In the example below, the NFS01 data store is being used by four lab VMs. Lab-01 and Lab-02 both have a constant, very light I/O load throughout the hour. Initially, Lab-03 and Lab-04 are both doing much more I/O, around 85 IOPS each, leading to high latencies of around 180 milliseconds on the data store. This is a result of two VMs competing for the limited performance of the data store and overloading the underlying low performance storage.
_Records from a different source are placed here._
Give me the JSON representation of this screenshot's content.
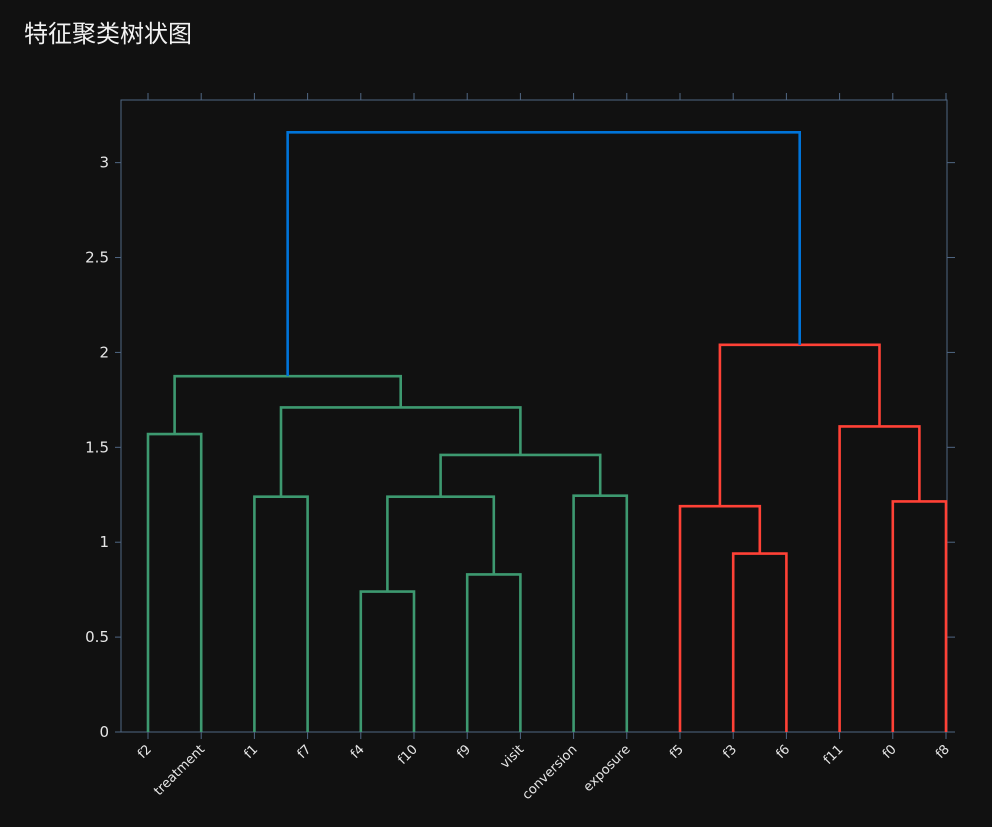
{
  "chart_data": {
    "type": "dendrogram",
    "title": "特征聚类树状图",
    "xlabel": "",
    "ylabel": "",
    "ylim": [
      0,
      3.33
    ],
    "y_ticks": [
      0,
      0.5,
      1,
      1.5,
      2,
      2.5,
      3
    ],
    "y_tick_labels": [
      "0",
      "0.5",
      "1",
      "1.5",
      "2",
      "2.5",
      "3"
    ],
    "leaves": [
      "f2",
      "treatment",
      "f1",
      "f7",
      "f4",
      "f10",
      "f9",
      "visit",
      "conversion",
      "exposure",
      "f5",
      "f3",
      "f6",
      "f11",
      "f0",
      "f8"
    ],
    "merges": [
      {
        "id": "A",
        "left": "f4",
        "right": "f10",
        "height": 0.74,
        "color": "#3d9970"
      },
      {
        "id": "B",
        "left": "f9",
        "right": "visit",
        "height": 0.83,
        "color": "#3d9970"
      },
      {
        "id": "C",
        "left": "A",
        "right": "B",
        "height": 1.24,
        "color": "#3d9970"
      },
      {
        "id": "D",
        "left": "conversion",
        "right": "exposure",
        "height": 1.245,
        "color": "#3d9970"
      },
      {
        "id": "E",
        "left": "C",
        "right": "D",
        "height": 1.46,
        "color": "#3d9970"
      },
      {
        "id": "F",
        "left": "f1",
        "right": "f7",
        "height": 1.24,
        "color": "#3d9970"
      },
      {
        "id": "G",
        "left": "F",
        "right": "E",
        "height": 1.71,
        "color": "#3d9970"
      },
      {
        "id": "H",
        "left": "f2",
        "right": "treatment",
        "height": 1.57,
        "color": "#3d9970"
      },
      {
        "id": "I",
        "left": "H",
        "right": "G",
        "height": 1.875,
        "color": "#3d9970"
      },
      {
        "id": "J",
        "left": "f6",
        "right": "f3",
        "height": 0.94,
        "color": "#ff4136"
      },
      {
        "id": "K",
        "left": "f5",
        "right": "J",
        "height": 1.19,
        "color": "#ff4136"
      },
      {
        "id": "L",
        "left": "f0",
        "right": "f8",
        "height": 1.215,
        "color": "#ff4136"
      },
      {
        "id": "M",
        "left": "f11",
        "right": "L",
        "height": 1.61,
        "color": "#ff4136"
      },
      {
        "id": "N",
        "left": "K",
        "right": "M",
        "height": 2.04,
        "color": "#ff4136"
      },
      {
        "id": "O",
        "left": "I",
        "right": "N",
        "height": 3.16,
        "color": "#0074d9"
      }
    ],
    "grid": false,
    "colors": {
      "background": "#111111",
      "axis": "#506784",
      "green": "#3d9970",
      "red": "#ff4136",
      "blue": "#0074d9"
    }
  }
}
At 2 p.m., the I/O load from Lab-03 dropped to the same light load as Lab-01 and Lab-02. Now that Lab-04 is the only high I/O load, its IOPS climb to around 150, as there is no competition for the data store's performance. At the same time, latency dropped from 180 milliseconds to 75 milliseconds because there was much less waiting for access to the data store. The data store is still overloaded, now by a single VM.
At 2:20 p.m., the high I/O load in Lab-04 ended and the data store stopped being saturated. Because IOPS dropped to almost nothing, the latency also dropped. Notice that Lab-01 and Lab-02 also experienced higher latencies when the data store was saturated. Even though they were doing very little I/O, the performance of the I/O on the data store shared with busy VMs was impacted.
This is a basic overview to resolving vSphere storage performance. I have not looked at important considerations like I/O size, read/write ratios or random versus sequential behaviors. I also haven't looked at RAID setup, caching, queuing or storage fabric configuration. Storage design and implementation is a complex specialist area, and using an experienced storage designer is an important part of avoiding performance issues. The other crucial part is to know the workload that will be placed on the storage so the design can suit the workload.